Here’s more from around the Atlantic:
- It has been so long since Jordan Clarkson played meaningful basketball that it’s difficult to predict exactly what he’ll bring to the Knicks in 2025/26, one Western Conference scout tells Stefan Bondy of The New York Post (subscription required). Clarkson remains a talented scorer and one team source believes he’s “exactly what we needed” off the bench, Bondy writes, though a veteran NBA coach notes that the veteran guard comes with some downside too. “High-level shooter. Good going right,” the coach said. “Wild-card-type player. Throw him out there and see if he can get hot. But there’s not much else from a production standpoint. And it’s ugly on defense.”
- Jennifer Rizzotti, the president of the WNBA’s Connecticut Sun, said on Sunday that a deal to sell the franchise to Celtics minority owner Steve Pagliuca is “not quite at the finish line yet” and that the Sun will remain in Connecticut for the 2026 season, per ESPN’s Alexa Philippou. While both Rizzotti and Pagliuca (Twitter link) offered statements about the potential transaction, neither one disputed the fact that the plan is to move the team to Boston by 2027. Pagliuca spoke repeatedly in his statement about keeping the franchise “in New England.”
- Keith Pompey of The Philadelphia Inquirer takes a look at the off-court work Tyrese Maxey is doing in the Philadelphia community, noting that Maxey’s foundation donated $60K this weekend while the Sixers guard hosted a free basketball camp for kids on Saturday.
IQ is a significantly better player than giddy
Giddey and his camp would argue that IQ couldn’t even stay on the court this year. It’s not being said enough how much that contract is holding back the Raptors right now. Seriously, over the first apron to not even make the play in?
On the flipside, the lack of cap space leaguewide is another factor. The incumbent teams can lowball as hard as they want (2 yr/30-40M total with team options and removal of NTC) because they know they’re not bidding against anyone else. And taking the QO is historically a losing proposition for players when they try their hand at UFA, as it’s a tacit recognition that “The team that drafted and developed me didn’t want to pay me this amount, but you guys should.”
To be fair, couldn’t stay on the court on an obviously tanking team isn’t a very high bar to clear. Let’s see what happens in what should be a much more competitive upcoming season.

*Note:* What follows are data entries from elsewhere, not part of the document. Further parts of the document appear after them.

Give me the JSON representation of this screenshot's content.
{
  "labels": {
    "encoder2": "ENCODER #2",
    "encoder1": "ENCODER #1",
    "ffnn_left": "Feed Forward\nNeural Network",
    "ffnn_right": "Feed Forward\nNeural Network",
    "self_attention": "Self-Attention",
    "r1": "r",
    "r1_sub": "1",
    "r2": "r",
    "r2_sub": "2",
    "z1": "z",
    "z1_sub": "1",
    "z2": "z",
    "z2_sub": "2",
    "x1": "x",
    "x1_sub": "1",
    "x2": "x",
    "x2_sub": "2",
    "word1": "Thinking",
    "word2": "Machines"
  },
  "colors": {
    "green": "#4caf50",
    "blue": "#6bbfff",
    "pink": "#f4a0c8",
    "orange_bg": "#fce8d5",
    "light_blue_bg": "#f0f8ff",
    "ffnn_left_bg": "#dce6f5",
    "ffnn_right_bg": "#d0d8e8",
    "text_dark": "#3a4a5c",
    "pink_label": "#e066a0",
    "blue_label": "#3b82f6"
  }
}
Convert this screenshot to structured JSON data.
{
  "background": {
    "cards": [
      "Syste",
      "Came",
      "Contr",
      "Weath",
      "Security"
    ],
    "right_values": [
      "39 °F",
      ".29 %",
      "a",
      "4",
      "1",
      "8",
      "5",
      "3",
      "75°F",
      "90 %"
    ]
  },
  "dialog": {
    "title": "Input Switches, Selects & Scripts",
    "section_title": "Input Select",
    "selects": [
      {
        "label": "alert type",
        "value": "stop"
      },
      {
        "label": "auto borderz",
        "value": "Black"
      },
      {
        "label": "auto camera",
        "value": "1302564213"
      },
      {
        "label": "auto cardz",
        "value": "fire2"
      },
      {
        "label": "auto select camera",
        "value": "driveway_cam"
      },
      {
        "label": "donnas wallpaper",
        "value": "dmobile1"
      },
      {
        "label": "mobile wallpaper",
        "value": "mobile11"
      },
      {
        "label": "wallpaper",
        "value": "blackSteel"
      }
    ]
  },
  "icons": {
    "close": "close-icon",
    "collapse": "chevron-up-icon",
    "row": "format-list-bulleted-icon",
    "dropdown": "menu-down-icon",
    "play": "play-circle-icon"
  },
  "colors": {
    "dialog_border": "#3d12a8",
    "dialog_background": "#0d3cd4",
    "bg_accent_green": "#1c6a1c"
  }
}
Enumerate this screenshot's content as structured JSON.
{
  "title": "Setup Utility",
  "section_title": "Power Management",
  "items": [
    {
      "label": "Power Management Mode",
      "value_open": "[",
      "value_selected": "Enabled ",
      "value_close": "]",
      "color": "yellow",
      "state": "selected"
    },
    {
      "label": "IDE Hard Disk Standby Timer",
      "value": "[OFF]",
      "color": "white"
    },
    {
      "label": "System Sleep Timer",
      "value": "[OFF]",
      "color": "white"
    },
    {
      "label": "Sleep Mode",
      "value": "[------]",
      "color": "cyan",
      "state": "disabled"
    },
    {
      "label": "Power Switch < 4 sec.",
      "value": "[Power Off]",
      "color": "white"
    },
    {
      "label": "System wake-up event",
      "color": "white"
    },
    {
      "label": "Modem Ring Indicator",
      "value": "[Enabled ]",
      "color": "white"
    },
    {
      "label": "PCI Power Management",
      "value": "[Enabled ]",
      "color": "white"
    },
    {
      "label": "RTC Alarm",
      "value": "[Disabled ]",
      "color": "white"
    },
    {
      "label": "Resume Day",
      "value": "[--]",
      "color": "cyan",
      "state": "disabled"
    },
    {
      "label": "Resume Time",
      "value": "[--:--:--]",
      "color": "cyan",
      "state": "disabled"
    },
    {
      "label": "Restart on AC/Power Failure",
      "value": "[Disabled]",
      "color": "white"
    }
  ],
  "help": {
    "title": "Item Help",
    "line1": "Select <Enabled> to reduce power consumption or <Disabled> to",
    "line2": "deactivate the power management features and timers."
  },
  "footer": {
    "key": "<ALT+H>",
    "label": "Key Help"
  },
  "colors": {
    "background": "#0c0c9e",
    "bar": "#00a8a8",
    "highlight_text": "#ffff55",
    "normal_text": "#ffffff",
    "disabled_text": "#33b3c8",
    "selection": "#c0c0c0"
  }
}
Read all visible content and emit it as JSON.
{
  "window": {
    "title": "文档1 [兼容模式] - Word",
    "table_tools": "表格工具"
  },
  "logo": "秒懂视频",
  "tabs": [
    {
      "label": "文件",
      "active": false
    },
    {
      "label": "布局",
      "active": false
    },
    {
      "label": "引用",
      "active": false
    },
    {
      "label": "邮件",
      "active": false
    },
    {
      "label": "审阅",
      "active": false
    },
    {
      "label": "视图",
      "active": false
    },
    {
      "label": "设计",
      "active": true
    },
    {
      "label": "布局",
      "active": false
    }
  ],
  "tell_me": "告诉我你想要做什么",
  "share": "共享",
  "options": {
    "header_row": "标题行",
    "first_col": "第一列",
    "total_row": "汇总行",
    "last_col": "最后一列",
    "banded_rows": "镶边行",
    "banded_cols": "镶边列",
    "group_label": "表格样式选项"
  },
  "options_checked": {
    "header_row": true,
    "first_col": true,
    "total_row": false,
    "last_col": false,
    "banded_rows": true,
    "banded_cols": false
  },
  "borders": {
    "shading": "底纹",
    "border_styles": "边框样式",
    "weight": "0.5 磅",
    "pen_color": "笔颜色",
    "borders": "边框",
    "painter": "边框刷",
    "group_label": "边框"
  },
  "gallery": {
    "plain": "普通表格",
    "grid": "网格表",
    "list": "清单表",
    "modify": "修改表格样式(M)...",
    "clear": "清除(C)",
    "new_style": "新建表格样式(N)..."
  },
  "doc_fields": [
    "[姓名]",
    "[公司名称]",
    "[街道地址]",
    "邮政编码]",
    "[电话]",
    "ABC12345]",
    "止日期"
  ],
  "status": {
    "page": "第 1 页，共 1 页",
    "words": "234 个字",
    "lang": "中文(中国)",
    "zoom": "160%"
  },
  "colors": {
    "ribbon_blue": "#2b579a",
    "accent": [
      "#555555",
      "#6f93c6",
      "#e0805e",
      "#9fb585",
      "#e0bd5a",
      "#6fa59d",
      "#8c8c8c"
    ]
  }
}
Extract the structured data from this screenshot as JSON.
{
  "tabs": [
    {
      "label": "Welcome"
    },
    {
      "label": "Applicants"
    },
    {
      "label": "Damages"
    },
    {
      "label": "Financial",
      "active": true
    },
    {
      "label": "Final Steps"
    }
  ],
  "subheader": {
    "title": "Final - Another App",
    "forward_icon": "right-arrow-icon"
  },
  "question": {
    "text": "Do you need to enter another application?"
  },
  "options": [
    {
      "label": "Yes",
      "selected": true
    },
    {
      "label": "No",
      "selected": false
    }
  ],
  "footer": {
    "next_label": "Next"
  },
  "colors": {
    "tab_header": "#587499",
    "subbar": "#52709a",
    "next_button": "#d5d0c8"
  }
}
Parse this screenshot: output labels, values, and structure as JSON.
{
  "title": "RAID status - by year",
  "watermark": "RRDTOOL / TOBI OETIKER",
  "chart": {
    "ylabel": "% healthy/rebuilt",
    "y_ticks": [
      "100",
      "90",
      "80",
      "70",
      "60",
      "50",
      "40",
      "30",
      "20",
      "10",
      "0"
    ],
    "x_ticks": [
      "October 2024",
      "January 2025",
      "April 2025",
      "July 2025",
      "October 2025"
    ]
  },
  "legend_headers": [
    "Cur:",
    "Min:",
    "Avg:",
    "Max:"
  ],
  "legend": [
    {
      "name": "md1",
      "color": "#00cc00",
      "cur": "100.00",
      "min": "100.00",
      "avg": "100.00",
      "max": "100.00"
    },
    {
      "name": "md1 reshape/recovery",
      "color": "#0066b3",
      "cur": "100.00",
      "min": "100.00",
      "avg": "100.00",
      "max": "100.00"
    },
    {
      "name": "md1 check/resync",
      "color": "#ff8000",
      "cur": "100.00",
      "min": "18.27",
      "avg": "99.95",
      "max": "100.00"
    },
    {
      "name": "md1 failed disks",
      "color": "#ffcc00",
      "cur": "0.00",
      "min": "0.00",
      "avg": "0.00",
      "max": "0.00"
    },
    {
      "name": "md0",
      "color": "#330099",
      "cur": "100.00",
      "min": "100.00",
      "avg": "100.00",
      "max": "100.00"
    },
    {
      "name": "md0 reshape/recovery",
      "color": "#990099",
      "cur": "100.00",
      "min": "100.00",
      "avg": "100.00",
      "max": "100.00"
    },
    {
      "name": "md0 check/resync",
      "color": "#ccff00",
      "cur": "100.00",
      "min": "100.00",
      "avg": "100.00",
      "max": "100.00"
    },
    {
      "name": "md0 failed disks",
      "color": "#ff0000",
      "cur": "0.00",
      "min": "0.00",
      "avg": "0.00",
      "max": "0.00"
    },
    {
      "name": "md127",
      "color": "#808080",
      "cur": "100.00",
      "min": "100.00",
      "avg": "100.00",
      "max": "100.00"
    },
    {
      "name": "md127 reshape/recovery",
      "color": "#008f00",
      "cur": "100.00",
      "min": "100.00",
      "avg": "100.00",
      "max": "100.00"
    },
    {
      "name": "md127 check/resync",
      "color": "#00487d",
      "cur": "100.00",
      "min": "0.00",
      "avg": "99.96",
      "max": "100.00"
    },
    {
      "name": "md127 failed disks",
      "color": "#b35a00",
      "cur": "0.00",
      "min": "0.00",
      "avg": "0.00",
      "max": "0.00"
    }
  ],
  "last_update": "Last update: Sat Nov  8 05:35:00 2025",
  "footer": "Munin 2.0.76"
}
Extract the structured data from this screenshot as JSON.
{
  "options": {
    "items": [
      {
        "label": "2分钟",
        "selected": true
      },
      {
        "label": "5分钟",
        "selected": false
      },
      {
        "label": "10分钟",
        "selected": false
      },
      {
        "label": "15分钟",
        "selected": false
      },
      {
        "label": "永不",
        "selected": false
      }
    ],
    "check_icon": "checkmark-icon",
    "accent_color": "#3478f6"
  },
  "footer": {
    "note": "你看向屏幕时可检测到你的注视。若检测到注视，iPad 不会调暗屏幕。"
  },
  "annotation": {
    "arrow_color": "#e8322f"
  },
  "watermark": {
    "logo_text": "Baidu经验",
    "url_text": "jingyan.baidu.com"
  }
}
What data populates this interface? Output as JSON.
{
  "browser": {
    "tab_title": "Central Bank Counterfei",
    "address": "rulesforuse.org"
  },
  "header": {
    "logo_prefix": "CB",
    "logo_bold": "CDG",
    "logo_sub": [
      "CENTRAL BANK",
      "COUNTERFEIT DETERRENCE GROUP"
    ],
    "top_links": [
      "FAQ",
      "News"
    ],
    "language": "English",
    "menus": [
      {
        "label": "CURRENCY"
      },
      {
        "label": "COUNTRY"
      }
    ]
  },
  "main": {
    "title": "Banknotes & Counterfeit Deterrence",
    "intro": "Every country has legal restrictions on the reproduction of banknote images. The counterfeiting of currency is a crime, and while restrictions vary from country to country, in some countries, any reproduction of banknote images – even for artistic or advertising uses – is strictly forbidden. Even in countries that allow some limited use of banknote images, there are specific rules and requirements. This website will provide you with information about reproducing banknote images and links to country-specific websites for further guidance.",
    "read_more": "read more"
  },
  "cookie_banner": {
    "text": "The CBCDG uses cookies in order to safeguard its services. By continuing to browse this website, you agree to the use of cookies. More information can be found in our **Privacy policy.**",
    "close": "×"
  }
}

I always thought that contract was a little overheated, but it also wasn’t the type of contract you’d really regret (barring health). Might he be overpaid by 5-8 million? Sure. But Quickley is also a high-floor player who checks off a lot of boxes (playmaker, shooter, good defender, advanced metrics love him, can play on or off ball) and that sort of versatility has added value in team-building. Lord knows there’s been many far worse contracts handed out over the years.
I must disagree… Giddey is so much better than IQ… not even a convo for me, sorry to say!
All this outside chatter about contracts seems really on the nose if you ask me.
“Screwed up”? How? It’s the offseason, and players are still signing. This happens every single season. “Screwed up” in this tone means “too much money”. But that money would only go back to the team owner, I don’t know why outsiders care so much and criticize deals that are “too much” but celebrate “bargain” contracts… as if they are using their own money? It’s not your money. It’s the team owners. You support the team, not the owner. Someone will always own the franchise, that’s how this league works. Why protect that person’s money? Who cares if megarich guy pays an NBA player money to sit on the sidelines? What does it matter to you?
The issue is the cap and only the cap. If all 30 NBA teams could sign their own players for whatever they wanted and not handicap themselves, then none of this happens. Teams should be rewarded for keeping draftees, not penalized.
Isn’t the issue more that RFAs can no longer leverage the threat of FA like they could before? What are their alternatives? Next offseason it’s going to be the same team, or a discounted deal, or require a Turner-Toronto style surprise from the rafters for the calculus to drastically change. I don’t think any of that has much to do with Quickly’s deal and the agents have nothing else to say.